The naked sand darter (Ammocrypta beanii) is a species of freshwater ray-finned fish, a darter from the subfamily Etheostomatinae, part of the family Percidae, which also contains the perches, ruffes and pikeperches. It is found in the south-eastern United States.

==Description==
The naked sand darter is a small fish ranging in size from 40 to 50 mm long, the maximum being around 64 mm standard length. Being a long thin darter, it is devoid of scales with the exception of a few rows above and below the lateral line and sometimes the caudal peduncle. Slightly transparent in life with a yellow color and iridescent operculum, the naked sand darter blends in with its habitat. It has darker bands in the dorsal, anal, and caudal fins with a whitish base and tip. Males of breeding size have a dark spot at the front of the first dorsal fin. Unlike similar darters, it does not have an opercular spine.

==Diet==
Larvae of small fish are the primary source of food for naked sand darters. They also feed on clam larvae or smaller crustaceans like copepods depending on their size. Naked sand darters feed continuously throughout the day, but stop at night. They also feed less in winter and summer months then pick back up before and after breeding season.

==Habitat==
Naked sand darters prefer the sandy bottoms of clean, freshwater rivers and streams. They can be found about 1 m deep on the bottom, digging into the sand to wait for prey to swim by.

==Distribution==
They can be found exclusively along the Gulf of Mexico in the rivers and drainages of eastern Louisiana to as far east as the Mobile Bay drainage in Alabama. Naked sand darters have been found as far north as West Tennessee.
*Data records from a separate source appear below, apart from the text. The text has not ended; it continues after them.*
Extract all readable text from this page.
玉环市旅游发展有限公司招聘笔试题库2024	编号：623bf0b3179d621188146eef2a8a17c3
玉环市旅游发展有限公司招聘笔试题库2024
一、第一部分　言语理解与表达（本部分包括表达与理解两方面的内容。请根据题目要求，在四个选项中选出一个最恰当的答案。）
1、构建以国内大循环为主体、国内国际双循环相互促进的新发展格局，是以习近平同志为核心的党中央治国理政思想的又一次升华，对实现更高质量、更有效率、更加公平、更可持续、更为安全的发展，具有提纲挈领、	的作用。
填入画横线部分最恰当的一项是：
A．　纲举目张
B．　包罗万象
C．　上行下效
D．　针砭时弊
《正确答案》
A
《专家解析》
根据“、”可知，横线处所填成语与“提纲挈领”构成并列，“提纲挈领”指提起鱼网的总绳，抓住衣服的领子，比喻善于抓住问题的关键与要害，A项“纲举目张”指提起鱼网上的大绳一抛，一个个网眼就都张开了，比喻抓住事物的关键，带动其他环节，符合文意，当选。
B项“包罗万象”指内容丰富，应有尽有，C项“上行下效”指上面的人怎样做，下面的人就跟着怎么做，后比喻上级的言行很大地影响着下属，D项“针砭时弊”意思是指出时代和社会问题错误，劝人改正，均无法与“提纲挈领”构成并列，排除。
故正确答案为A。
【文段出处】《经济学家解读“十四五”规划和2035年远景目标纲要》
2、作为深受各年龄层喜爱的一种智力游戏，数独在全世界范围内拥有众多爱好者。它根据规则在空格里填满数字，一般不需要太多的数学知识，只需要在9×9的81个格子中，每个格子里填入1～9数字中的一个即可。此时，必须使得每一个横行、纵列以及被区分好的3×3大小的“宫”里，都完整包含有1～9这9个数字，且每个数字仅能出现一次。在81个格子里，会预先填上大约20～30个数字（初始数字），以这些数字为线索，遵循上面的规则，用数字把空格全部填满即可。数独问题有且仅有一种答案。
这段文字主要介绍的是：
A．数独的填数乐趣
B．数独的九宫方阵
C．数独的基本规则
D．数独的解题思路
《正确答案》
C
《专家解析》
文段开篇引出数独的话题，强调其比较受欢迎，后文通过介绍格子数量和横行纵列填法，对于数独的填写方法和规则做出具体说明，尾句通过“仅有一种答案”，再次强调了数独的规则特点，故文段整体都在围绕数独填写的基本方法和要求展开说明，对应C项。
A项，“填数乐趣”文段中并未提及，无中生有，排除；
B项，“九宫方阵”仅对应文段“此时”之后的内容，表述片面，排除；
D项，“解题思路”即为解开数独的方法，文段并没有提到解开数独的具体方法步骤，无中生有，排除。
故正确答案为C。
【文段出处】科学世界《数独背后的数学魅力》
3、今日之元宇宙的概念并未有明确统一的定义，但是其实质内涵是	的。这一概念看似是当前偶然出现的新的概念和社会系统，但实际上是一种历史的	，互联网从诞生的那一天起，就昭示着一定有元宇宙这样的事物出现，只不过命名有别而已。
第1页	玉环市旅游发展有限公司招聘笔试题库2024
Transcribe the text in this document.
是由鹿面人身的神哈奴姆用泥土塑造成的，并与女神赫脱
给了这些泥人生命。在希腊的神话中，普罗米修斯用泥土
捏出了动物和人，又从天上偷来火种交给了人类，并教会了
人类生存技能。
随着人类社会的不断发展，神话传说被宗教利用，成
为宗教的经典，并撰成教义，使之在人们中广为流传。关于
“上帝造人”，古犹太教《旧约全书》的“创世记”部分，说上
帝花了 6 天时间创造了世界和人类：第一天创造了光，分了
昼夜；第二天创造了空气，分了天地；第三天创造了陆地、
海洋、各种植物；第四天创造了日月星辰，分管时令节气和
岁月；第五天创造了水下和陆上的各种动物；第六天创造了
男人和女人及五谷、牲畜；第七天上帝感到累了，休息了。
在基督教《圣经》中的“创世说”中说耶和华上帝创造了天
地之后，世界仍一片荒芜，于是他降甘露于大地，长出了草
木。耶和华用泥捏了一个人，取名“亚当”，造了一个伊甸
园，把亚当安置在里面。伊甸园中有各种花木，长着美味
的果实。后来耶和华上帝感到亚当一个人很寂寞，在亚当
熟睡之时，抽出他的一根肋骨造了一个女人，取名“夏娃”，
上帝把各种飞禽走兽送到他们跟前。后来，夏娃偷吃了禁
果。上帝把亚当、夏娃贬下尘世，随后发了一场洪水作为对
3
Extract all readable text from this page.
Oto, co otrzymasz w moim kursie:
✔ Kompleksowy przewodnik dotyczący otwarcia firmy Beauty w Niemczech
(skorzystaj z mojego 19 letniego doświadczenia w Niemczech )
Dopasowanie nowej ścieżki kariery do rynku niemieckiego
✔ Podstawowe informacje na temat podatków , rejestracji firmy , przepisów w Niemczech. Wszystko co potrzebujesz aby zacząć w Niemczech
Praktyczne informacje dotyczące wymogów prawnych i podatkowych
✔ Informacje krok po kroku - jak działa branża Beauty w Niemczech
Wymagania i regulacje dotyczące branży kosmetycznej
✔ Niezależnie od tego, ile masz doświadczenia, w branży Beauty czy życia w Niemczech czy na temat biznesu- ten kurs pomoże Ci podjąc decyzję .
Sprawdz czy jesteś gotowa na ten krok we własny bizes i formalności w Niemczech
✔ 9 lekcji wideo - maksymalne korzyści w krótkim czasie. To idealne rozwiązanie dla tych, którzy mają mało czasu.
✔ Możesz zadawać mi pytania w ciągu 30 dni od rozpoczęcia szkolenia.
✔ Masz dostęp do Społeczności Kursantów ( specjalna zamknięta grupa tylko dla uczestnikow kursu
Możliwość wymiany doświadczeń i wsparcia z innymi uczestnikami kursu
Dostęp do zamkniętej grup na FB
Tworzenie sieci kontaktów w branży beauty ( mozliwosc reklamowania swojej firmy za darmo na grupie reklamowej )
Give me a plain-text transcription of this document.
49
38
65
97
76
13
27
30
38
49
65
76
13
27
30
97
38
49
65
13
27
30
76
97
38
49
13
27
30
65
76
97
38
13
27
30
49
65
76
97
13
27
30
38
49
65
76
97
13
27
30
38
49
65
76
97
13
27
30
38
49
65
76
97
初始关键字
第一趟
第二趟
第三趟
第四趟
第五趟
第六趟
==Reproduction and lifecycle==
Breeding season is from March or April until September or October when water temperatures are between 17 and 29 °C. Males develop tubercles on their anal and pelvic fins to aid in fighting for females. Females can produce from 12–122 eggs at a time and reach sexual maturity after a year. They only live 24 to 30 months.

==Taxonomy and etymology==
The naked sand darter was first formally described in 1877 by the American ichthyologist David Starr Jordan (1851–1931) with the type locality given as the Natalbany River, near Tickfaw, Louisiana. It is the type species of the genus Ammocrypta, which Jordan also originally described. The genus name, Ammocrypta, comes from the Greek word ammos meaning sand and the Greek kryptos meaning hidden. The specific name, beanii, comes from the first collector of the species, Tarleton H. Bean (1846–1915).